CRaC does not embed these two modes. Apps may adopt these or similar,
but the relation of the modes is like a design pattern like the
singleton can be implemented with Java lang, so one of these modes can
be implemented with CRaC.

The execution in the CRaC always continues from the checkpoint. You may
make it exit as soon as restored and therefore provide option 2.  So,
these options are parts of the spectrum, rather than a complete set of
alternatives.

In Approach 2:
> This also allows us to shift the time of checkpoint after the Server
> instance has been closed normally Although this change is enough to
> use checkpoint-restore correctly, it does not produce the expected
> benefits in daemon startup time.

It will be interesting to look at the changes, to get a better
understanding of the implementations of the two approaches.

It looks in Approach 2 you've handled components of the application,
rather than e.g object fields in Approach 1.  Getting the code for CRaC
"higher level", handling bigger parts of an application may simplify
coding and also reduce the benefit.  Have you considered making the code
"lower level" than Approach 1, e.g. to modify server socket abstraction
in the app, if any, to hide the details of the handling w.r.t.
checkpoint and restore.
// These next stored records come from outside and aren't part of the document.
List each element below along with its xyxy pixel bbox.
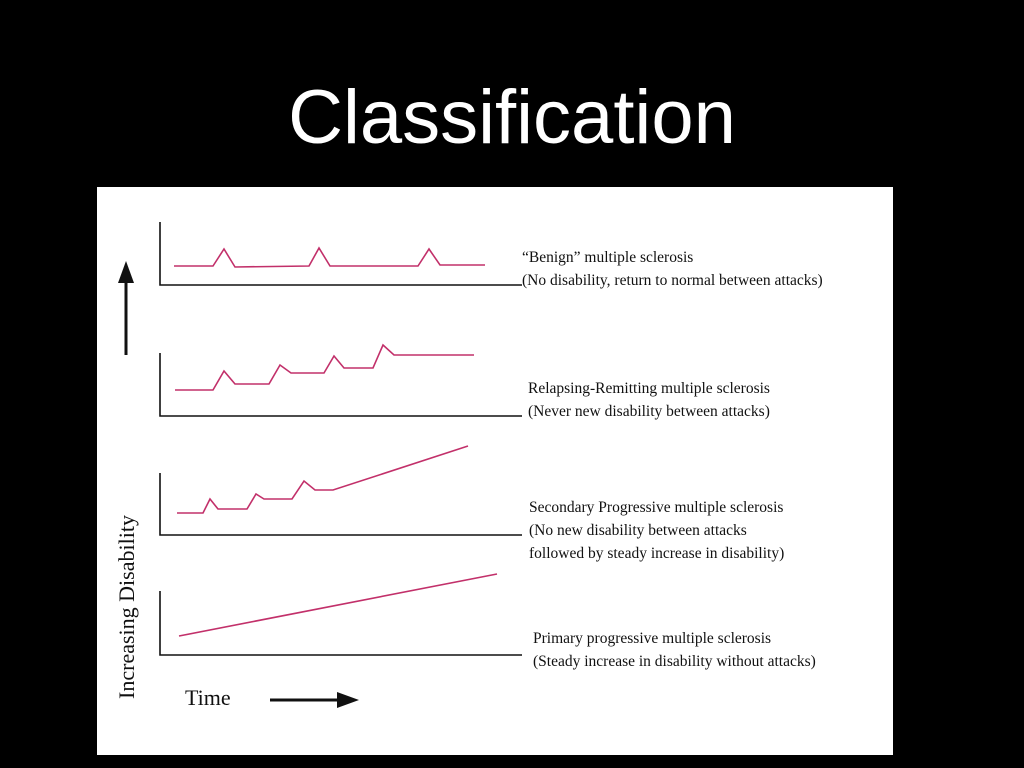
panel-primary-progressive-axes xyxy=(159,591,522,656)
panel-primary-progressive xyxy=(159,573,522,656)
caption-benign: “Benign” multiple sclerosis (No disabili… xyxy=(522,246,823,292)
y-axis-arrow xyxy=(118,261,134,355)
diagram-canvas xyxy=(118,222,522,708)
x-axis-label: Time xyxy=(185,685,231,710)
panel-relapsing-remitting xyxy=(159,343,522,417)
panel-benign-curve xyxy=(174,246,485,268)
caption-relapsing-remitting-desc: (Never new disability between attacks) xyxy=(528,403,770,420)
ms-classification-diagram: Increasing Disability Time “Benign” mult… xyxy=(97,187,893,755)
y-axis-arrow-head xyxy=(118,261,134,283)
caption-secondary-progressive-desc: (No new disability between attacks xyxy=(529,522,747,539)
caption-relapsing-remitting-title: Relapsing-Remitting multiple sclerosis xyxy=(528,380,770,397)
panel-primary-progressive-curve xyxy=(178,573,498,637)
panel-secondary-progressive xyxy=(159,445,522,536)
slide-title: Classification xyxy=(288,75,736,160)
caption-secondary-progressive-desc2: followed by steady increase in disabilit… xyxy=(529,545,785,562)
y-axis-label: Increasing Disability xyxy=(114,515,139,699)
caption-primary-progressive-title: Primary progressive multiple sclerosis xyxy=(533,630,772,647)
caption-benign-desc: (No disability, return to normal between… xyxy=(522,272,823,289)
panel-secondary-progressive-axes xyxy=(159,473,522,536)
panel-relapsing-remitting-axes xyxy=(159,353,522,417)
caption-benign-title: “Benign” multiple sclerosis xyxy=(522,249,694,266)
caption-secondary-progressive: Secondary Progressive multiple sclerosis… xyxy=(529,496,784,565)
x-axis-arrow-head xyxy=(337,692,359,708)
panel-benign-axes xyxy=(159,222,522,286)
caption-relapsing-remitting: Relapsing-Remitting multiple sclerosis (… xyxy=(528,377,770,423)
caption-primary-progressive-desc: (Steady increase in disability without a… xyxy=(533,653,816,670)
panel-secondary-progressive-curve xyxy=(177,445,469,514)
caption-primary-progressive: Primary progressive multiple sclerosis (… xyxy=(533,627,816,673)
panel-relapsing-remitting-curve xyxy=(175,343,474,391)
caption-secondary-progressive-title: Secondary Progressive multiple sclerosis xyxy=(529,499,784,516)
panel-benign xyxy=(159,222,522,286)
x-axis-arrow xyxy=(270,692,359,708)
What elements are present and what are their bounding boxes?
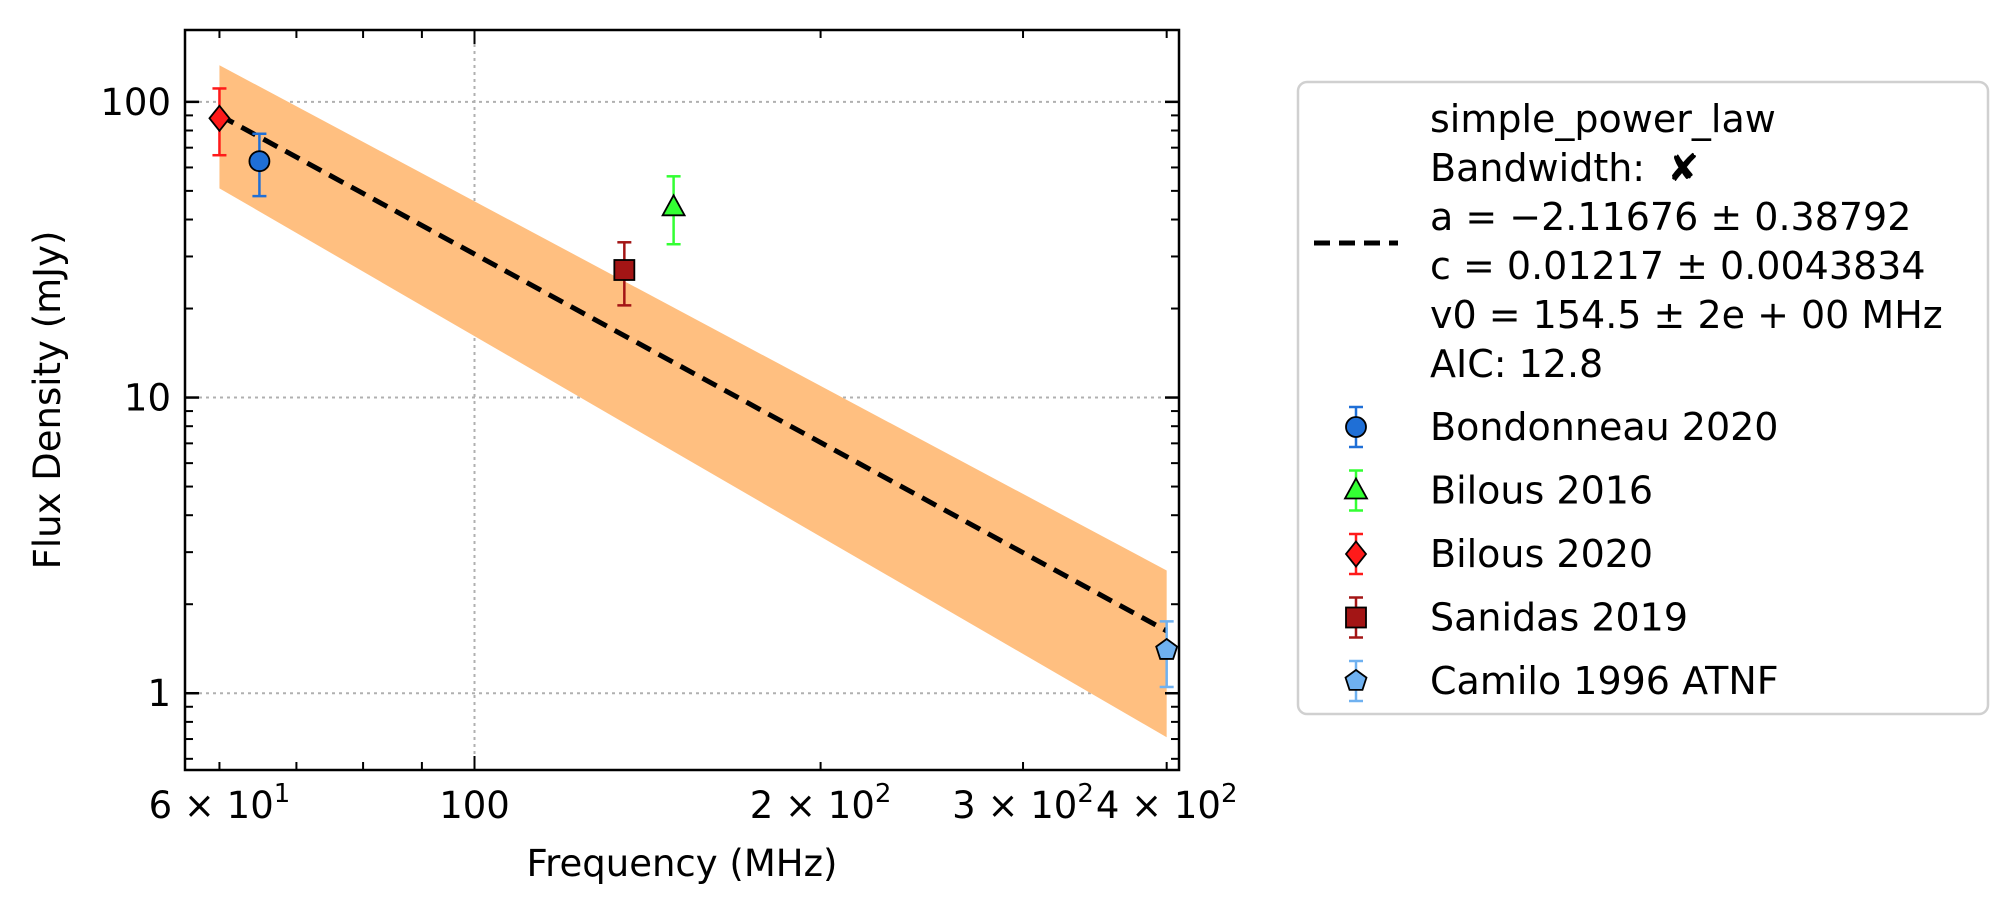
- data-point: [208, 104, 231, 133]
- x-tick-label: 6 × 101: [149, 779, 291, 827]
- legend-series-label: Bilous 2020: [1430, 532, 1653, 576]
- x-tick-label-exponent: 2: [875, 779, 892, 809]
- x-tick-label-base: 4 × 10: [1096, 784, 1221, 827]
- x-tick-label-base: 100: [439, 784, 510, 827]
- x-axis-label: Frequency (MHz): [527, 842, 838, 885]
- legend-series-entries: Bondonneau 2020 Bilous 2016 Bilous 2020 San…: [1343, 405, 1779, 703]
- x-tick-label: 3 × 102: [952, 779, 1094, 827]
- legend-fit-c: c = 0.01217 ± 0.0043834: [1430, 244, 1926, 288]
- x-tick-label-exponent: 2: [1077, 779, 1094, 809]
- y-axis-label: Flux Density (mJy): [26, 231, 69, 570]
- legend-fit-name: simple_power_law: [1430, 97, 1776, 141]
- legend-marker: [1343, 476, 1369, 500]
- data-point: [613, 259, 636, 281]
- fit-line: [218, 113, 1168, 634]
- axis-ticks: [185, 30, 1179, 770]
- x-tick-label-exponent: 2: [1221, 779, 1238, 809]
- legend: simple_power_law Bandwidth: ✘ a = −2.116…: [1296, 80, 1990, 716]
- data-point: [248, 150, 271, 173]
- y-tick-label: 1: [147, 672, 171, 715]
- y-tick-labels: 1 10 100: [100, 81, 171, 715]
- fit-line-layer: [218, 113, 1168, 634]
- legend-bandwidth-label: Bandwidth:: [1430, 146, 1645, 190]
- data-points: [208, 87, 1179, 689]
- legend-marker: [1344, 540, 1368, 568]
- legend-marker: [1345, 416, 1367, 438]
- legend-series-label: Bondonneau 2020: [1430, 405, 1778, 449]
- legend-fit-bandwidth: Bandwidth: ✘: [1430, 146, 1699, 190]
- y-tick-label: 10: [124, 377, 171, 420]
- legend-marker: [1345, 606, 1367, 629]
- fit-band-layer: [219, 65, 1167, 738]
- legend-series-label: Bilous 2016: [1430, 469, 1653, 513]
- legend-fit-aic: AIC: 12.8: [1430, 342, 1603, 386]
- data-point: [661, 193, 687, 217]
- x-tick-labels: 6 × 101 100 2 × 102 3 × 102 4 × 102: [149, 779, 1238, 827]
- x-tick-label: 100: [439, 784, 510, 827]
- y-tick-label: 100: [100, 81, 171, 124]
- x-tick-label: 2 × 102: [750, 779, 892, 827]
- x-tick-label-base: 3 × 10: [952, 784, 1077, 827]
- x-tick-label-base: 2 × 10: [750, 784, 875, 827]
- fit-uncertainty-band: [219, 65, 1167, 738]
- legend-series-label: Sanidas 2019: [1430, 596, 1688, 640]
- legend-series-label: Camilo 1996 ATNF: [1430, 659, 1779, 703]
- x-tick-label-base: 6 × 10: [149, 784, 274, 827]
- x-tick-label-exponent: 1: [274, 779, 291, 809]
- legend-marker: [1344, 668, 1368, 691]
- plot-frame: [183, 28, 1181, 772]
- legend-box: [1296, 80, 1990, 716]
- x-tick-label: 4 × 102: [1096, 779, 1238, 827]
- legend-fit-a: a = −2.11676 ± 0.38792: [1430, 195, 1911, 239]
- legend-fit-v0: v0 = 154.5 ± 2e + 00 MHz: [1430, 293, 1943, 337]
- data-point: [1155, 637, 1179, 660]
- legend-bandwidth-mark: ✘: [1667, 146, 1699, 190]
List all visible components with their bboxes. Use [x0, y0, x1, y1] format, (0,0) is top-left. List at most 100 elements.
I assume this may make that abstraction more
complex, but simplify using that abstraction.  If the abstraction
becomes general enough, then it can be considered to be included in CRaC
JDK.

> Snapsafety

I still struggle to understand what is it. Is it a property of the code
(e.g.  if you use these classes, you are safe w.r.t. checkpoint and
restore and don't need to coordinate explicitly)? Or is it a property of
the state (the state can be safely checkpoint and restore -- what is
safe in this case)?

> Each checkpoint wants to use the same PID when restored.

Two problems here. Current implementation indeed does not allow changing
PID, but it is possible to some extent.  The second problem, therefore,
is that expected by the java code.  The PID cannot change during
execution right now, but the javadoc does not explicitly state that.  I
think it's worth clarifying and seeking the consensus in the broader
OpenJDK community.